Autonomous automobiles and aircrafts are not AI, they are transportation modalities with a computer onboard. Robots that can put nuts and bolts together, assemble objects of use and occasionally jump in magnificent ways are not evidence of AI, just expert logic embedded in mechanical systems. Fooling people into thinking there is a human on the other side of the telephone is not AI just a set of rules fed into a synthesizer. Machines beating humans in prescriptive games is not AI - they are either a massive set of rules fed into high powered computers or pattern-finding neural nets (some call it deep learning) on steroids. None of these use cases have anything to do with AI, generalized or not. They just make some feel important and make a lot of positive economics for their proponents.

However, we cannot move an inch forward in AI without a coherent theory of consciousness. Engineers have been on a quest to define what they do not seem to understand, by quantitative means. It is possible that consciousness is a property that is externally applied. If so, the entities with consciousness are unlikely to understand it. In the absence of a theory from within, one possible explanation is that consciousness is induced by the simulator of the game. If so, it is likely that consciousness is a democratized property and is not limited to humans, let alone living things. This may explain why humans locked in a mathematical jail seem unable to understand it. 

Those chasing AI may need to spend more time thinking about a possible theory of consciousness. Without that, it is just age-old statistics.

Saturday, November 9, 2019

Kids these days (1)

A recent study from the University of California, Santa Barbara (1) demonstrates why the "adults," seem to put the kids down. The article says, "authoritarian people especially think youth are less respectful of their elders, intelligent people especially think youth are less intelligent, and well-read people especially think youth enjoy reading less." As we await the departure of septa and octogenarians from the highest echelons of companies and countries so that we can replace them with kids who have brains, it is important to recognize that these biases of elders are without any basis.

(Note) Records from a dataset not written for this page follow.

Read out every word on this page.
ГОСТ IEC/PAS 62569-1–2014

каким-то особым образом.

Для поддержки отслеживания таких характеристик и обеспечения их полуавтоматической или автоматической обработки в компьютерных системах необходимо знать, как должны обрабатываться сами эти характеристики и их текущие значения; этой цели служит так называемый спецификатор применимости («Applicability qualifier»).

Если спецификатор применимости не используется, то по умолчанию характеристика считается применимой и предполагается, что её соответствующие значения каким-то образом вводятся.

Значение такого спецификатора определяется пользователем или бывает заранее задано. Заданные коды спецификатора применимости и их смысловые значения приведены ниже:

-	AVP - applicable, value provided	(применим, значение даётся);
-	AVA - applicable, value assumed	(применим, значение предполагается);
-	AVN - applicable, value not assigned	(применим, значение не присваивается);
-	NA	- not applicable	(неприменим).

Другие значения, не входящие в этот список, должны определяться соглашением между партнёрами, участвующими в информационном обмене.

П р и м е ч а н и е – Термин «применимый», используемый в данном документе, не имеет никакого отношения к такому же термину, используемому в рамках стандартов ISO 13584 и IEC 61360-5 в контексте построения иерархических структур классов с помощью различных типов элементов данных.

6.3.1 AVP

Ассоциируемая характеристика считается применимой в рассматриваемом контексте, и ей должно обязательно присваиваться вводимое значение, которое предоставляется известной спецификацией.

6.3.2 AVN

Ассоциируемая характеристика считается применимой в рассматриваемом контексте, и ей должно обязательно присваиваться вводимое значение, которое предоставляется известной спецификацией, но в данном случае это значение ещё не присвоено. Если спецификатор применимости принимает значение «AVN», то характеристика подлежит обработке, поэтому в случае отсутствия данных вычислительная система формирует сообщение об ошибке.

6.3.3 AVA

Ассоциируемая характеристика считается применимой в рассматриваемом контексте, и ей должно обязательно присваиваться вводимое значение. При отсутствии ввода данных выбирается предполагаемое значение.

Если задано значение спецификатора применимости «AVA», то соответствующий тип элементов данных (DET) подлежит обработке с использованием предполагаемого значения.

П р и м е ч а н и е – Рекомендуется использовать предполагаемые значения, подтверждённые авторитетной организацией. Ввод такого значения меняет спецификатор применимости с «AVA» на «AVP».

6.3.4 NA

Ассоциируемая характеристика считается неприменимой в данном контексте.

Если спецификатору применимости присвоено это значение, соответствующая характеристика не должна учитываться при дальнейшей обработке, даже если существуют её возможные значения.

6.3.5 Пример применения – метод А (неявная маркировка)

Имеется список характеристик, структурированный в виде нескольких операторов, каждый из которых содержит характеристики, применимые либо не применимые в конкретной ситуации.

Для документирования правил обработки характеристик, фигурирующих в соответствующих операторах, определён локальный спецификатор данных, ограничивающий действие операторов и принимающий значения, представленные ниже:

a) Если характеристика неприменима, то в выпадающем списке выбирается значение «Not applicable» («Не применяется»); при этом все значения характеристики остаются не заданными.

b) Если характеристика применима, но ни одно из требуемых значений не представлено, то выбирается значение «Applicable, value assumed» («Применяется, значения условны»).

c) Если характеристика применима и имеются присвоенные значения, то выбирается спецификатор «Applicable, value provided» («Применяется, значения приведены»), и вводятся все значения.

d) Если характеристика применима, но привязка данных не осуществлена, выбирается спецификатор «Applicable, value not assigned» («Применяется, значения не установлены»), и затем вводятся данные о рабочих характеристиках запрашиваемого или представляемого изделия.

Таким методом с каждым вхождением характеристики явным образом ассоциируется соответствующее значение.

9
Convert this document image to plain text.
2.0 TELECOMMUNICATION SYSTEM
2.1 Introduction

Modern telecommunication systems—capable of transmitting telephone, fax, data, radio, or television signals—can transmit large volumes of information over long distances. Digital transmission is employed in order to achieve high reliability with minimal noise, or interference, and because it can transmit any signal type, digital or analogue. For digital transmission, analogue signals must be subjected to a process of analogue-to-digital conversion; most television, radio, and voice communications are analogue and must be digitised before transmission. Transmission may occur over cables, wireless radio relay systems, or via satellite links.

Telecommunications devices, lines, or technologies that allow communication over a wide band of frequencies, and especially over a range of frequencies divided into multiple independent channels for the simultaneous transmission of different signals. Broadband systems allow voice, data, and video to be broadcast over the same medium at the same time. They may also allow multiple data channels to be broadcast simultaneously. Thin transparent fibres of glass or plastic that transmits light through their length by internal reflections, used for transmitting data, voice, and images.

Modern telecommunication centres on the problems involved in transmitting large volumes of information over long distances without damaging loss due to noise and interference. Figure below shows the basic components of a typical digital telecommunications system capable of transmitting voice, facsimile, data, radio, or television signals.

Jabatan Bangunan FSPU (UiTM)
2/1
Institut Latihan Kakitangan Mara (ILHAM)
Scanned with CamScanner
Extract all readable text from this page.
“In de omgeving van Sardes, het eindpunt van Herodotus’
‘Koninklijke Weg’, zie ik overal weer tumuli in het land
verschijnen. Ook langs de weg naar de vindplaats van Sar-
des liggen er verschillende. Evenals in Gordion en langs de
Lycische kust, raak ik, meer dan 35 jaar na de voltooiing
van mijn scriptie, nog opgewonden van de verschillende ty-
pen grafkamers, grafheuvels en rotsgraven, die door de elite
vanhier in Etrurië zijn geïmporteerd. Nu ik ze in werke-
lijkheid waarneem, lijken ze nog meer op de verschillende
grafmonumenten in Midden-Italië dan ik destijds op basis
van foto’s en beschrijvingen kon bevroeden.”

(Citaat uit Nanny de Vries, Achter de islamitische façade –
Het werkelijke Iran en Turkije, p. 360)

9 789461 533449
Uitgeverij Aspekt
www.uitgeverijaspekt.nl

The only hope remaining for the world is the kids who seem to think better, use logic and make better decisions. The idiots in complete control of policies, countries, and companies have to understand that they can be easily replaced by better decision-makers, who are younger by a few decades. The political landscape is changing, and perhaps the "data scientists," are unaware of it. The kids will rise and make the world a better place. They will resist the mafia that is enveloping humanity and culture with evil intent. They will raise against time to prevent an impending climatic catastrophe facing the blue planet. They will attempt to lift every soul and eliminate the constraints for the weak and the weary. They will be humble and treat every individual the same regardless of color, gender or sexual preference.

It is time we turned the world over to the kids.